As a family of dog lovers, the Livingstone lot have always enjoyed Crufts.
When my children were little, we used to watch it on the TV and then line up the kids’ toy dogs.
I would put on a stern face and slowly walk up and down the line, checking ears, paws and tails.
I’d then quickly walk towards my winner, and the children would scream in delight when the ‘champion’ was announced.
It was always our real dog, who used to enjoy the attention.
In his later years, he would sleep through the proceedings.
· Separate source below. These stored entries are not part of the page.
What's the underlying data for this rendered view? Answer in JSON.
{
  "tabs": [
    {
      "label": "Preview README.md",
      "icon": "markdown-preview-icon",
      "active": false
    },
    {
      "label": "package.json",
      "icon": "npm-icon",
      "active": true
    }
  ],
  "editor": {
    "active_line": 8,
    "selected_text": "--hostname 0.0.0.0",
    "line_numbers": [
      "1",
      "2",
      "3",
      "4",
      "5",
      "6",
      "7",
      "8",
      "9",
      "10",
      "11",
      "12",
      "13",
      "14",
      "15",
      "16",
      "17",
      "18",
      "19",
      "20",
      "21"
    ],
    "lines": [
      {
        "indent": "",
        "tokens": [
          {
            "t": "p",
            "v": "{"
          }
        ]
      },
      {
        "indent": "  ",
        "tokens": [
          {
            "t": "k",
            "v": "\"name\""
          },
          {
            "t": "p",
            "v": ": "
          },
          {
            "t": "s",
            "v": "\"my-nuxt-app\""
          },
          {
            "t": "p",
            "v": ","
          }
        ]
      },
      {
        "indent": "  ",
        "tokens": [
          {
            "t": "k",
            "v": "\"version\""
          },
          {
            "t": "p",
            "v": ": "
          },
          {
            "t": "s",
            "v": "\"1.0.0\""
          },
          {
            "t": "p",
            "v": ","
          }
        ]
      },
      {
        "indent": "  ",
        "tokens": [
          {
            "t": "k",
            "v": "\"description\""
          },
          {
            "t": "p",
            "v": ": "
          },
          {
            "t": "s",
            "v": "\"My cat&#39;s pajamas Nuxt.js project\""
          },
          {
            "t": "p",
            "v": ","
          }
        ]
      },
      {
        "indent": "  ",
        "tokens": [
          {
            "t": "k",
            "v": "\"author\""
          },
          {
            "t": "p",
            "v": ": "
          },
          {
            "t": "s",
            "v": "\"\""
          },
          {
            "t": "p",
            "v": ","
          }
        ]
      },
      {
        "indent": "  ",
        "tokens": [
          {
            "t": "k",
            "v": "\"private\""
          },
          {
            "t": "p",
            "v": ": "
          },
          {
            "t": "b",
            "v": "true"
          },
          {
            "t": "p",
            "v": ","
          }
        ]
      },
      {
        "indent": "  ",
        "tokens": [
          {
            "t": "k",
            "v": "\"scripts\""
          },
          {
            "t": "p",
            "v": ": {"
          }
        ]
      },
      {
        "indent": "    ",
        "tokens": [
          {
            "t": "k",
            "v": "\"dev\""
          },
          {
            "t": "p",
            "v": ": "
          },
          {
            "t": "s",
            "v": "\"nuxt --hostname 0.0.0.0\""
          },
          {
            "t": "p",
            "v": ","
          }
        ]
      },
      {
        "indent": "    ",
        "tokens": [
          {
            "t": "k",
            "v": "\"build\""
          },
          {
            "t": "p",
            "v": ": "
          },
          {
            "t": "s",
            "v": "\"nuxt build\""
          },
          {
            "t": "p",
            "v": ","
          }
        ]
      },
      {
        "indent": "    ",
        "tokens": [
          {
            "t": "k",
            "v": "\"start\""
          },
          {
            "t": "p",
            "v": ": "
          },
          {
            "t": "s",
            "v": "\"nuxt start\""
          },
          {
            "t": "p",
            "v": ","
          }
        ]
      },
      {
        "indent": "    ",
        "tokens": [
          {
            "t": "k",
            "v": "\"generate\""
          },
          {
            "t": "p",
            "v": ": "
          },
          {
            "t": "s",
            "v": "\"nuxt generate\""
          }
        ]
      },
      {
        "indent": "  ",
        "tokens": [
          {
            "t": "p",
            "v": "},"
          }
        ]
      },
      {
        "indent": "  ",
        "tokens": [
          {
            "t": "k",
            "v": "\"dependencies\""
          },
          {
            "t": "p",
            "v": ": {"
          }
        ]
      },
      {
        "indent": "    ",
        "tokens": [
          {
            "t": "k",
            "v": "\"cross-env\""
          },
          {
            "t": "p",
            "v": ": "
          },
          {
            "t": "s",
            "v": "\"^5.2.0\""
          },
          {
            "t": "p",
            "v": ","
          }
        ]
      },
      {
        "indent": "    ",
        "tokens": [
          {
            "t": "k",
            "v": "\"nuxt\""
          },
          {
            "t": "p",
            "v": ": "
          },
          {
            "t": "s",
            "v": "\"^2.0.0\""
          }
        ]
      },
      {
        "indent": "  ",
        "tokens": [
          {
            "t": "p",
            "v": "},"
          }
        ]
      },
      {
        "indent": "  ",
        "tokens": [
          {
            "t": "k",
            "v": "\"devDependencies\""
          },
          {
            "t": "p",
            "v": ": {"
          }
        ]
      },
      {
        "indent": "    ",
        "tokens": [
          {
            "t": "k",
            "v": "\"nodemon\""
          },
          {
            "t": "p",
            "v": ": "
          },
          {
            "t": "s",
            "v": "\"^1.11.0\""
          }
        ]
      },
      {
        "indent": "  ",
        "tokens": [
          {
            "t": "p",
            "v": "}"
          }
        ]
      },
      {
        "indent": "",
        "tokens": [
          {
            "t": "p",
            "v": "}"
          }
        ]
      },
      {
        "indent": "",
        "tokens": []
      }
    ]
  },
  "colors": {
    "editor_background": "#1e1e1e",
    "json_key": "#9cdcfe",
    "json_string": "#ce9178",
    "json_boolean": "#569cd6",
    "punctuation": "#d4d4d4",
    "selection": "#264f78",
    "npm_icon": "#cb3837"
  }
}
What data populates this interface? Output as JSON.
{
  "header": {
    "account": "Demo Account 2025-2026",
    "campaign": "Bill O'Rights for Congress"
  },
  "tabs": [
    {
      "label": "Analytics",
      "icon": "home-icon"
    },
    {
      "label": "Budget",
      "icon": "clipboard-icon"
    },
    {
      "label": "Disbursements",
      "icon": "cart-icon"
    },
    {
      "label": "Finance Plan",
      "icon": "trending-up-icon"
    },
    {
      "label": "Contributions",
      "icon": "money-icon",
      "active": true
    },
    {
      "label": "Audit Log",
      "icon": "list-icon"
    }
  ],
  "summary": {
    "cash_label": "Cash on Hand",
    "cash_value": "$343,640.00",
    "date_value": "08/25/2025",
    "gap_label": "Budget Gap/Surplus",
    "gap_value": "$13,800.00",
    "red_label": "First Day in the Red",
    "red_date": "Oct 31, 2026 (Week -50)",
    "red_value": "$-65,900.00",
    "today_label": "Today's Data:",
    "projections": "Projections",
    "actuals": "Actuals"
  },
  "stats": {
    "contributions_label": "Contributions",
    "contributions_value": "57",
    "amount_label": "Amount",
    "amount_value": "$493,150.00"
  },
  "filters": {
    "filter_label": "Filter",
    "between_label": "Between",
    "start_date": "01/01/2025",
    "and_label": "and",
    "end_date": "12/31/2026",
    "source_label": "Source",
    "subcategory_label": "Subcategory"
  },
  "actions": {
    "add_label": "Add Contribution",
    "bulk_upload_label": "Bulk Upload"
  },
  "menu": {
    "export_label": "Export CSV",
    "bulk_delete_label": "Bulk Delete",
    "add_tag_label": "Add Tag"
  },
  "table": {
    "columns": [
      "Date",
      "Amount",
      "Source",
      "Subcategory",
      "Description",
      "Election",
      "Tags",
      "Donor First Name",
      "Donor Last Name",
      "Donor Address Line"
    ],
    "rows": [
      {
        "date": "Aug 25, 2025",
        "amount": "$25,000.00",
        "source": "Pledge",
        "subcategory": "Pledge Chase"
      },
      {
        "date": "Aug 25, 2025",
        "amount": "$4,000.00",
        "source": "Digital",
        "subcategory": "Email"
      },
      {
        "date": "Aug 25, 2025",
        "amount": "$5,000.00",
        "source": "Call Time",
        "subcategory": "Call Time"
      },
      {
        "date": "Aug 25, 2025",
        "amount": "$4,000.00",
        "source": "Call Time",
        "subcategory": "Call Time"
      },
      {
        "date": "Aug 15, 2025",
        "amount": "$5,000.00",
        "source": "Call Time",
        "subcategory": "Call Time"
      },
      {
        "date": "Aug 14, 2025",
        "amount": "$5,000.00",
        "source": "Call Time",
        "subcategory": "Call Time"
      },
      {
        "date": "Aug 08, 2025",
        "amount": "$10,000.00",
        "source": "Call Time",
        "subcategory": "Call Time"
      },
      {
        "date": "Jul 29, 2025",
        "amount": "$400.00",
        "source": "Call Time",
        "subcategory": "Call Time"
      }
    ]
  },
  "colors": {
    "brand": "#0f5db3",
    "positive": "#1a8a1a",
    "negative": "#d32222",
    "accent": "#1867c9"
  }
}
And the final year he ‘won’, I think he celebrated by breaking wind.
When the children were older, we attended Crufts and now they have pets of their own.
Now I have grandchildren, and the cycle has started all over again.
When this year’s Best in Show was televised a few Sundays ago, Jack was visiting me.
We sat down for a pizza in front of the TV (that’s what grans are for) and I explained to him what was going to happen and got him all excited about the dog game we were going to play later.
But things didn’t go to plan.
Instead of watching his excited face, I watched his little eyes fill up with tears as TV and Crufts presenter Clare Balding explained an incident which had “rocked” this year’s Crufts.
She explained that investigations were being carried out after an Irish setter had died after being poisoned at the world’s most famous dog show.
I was absolutely horrified and Jack, a typical five year old, had thousands of questions.
“What’s poison, granny?” asked Jack.
“Why did the doggy have to die?” he whimpered.
Every now and then, adults have to shatter childhood illusions that everything and everyone is not always lovely.
I admit I didn’t expect to hear the words ‘poison’ and ‘died’ while tuning into Crufts, but I had no other choice than to tell him that it looked like a nasty man had given the dog something to eat that he shouldn’t have.
We now know a bit more about what happened, and that the poisoning may not have happened at the show.
But I remain horrified that someone could do this to an innocent animal. There are many more animals in this world than it first seems.